La prima. Bella come il sole, minuta e graziosa allo stesso tempo, il giubbettino rosa e lo zainetto multicolore le fanno risaltare la sua pelle, nera; il suo passo stentato è l'emblema di chi non ha un grande desiderio di andare a scuola, o forse sta pensando a quella bambola che ha lasciato a casa e che ha tanto bisogno di lei. Il sorriso è un po' stentato proprio come gli occhi hanno uno sguardo perso nel vuoto, forse non conosce ancora bene i propri compagni di scuola, forse la sua migliore amica non è ancora arrivata e non può correrle incontro.

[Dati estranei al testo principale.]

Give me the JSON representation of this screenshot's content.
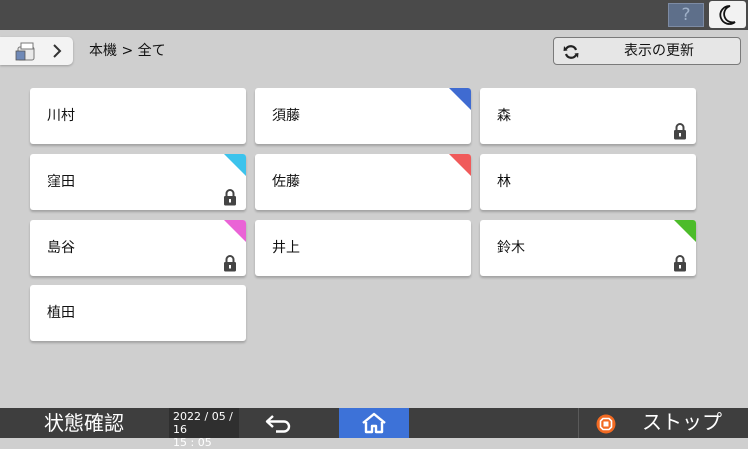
{
  "topbar": {
    "help_label": "?",
    "night_mode_icon": "crescent-moon-icon"
  },
  "header": {
    "device_icon": "device-icon",
    "breadcrumb": "本機 > 全て",
    "refresh_label": "表示の更新"
  },
  "tiles": [
    {
      "name": "川村",
      "corner": null,
      "locked": false
    },
    {
      "name": "須藤",
      "corner": "#3f6bd1",
      "locked": false
    },
    {
      "name": "森",
      "corner": null,
      "locked": true
    },
    {
      "name": "窪田",
      "corner": "#3cc3ec",
      "locked": true
    },
    {
      "name": "佐藤",
      "corner": "#f05a5a",
      "locked": false
    },
    {
      "name": "林",
      "corner": null,
      "locked": false
    },
    {
      "name": "島谷",
      "corner": "#ea63d6",
      "locked": true
    },
    {
      "name": "井上",
      "corner": null,
      "locked": false
    },
    {
      "name": "鈴木",
      "corner": "#4cbc2a",
      "locked": true
    },
    {
      "name": "植田",
      "corner": null,
      "locked": false
    }
  ],
  "footer": {
    "status_label": "状態確認",
    "date": "2022 / 05 / 16",
    "time": "15 : 05",
    "stop_label": "ストップ"
  },
  "colors": {
    "accent_home": "#3d72d8",
    "stop_icon": "#f26a22"
  }
}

L'altra. Molto alta e magra, una tintura di un nero quasi corvino fin troppo eccessivo, un paio d'occhiali che cela uno sguardo ben fisso verso il gruppo vicino al cancello d'entrata; l'aspetto austero va a nozze col suo passo deciso, s'affretta ad attraversare l'incrocio pensando alle faccende da sbrigare in seguito, ma ha per mano quel tesoro prezioso e tanto desiderato dal figlio un po' sfortunato.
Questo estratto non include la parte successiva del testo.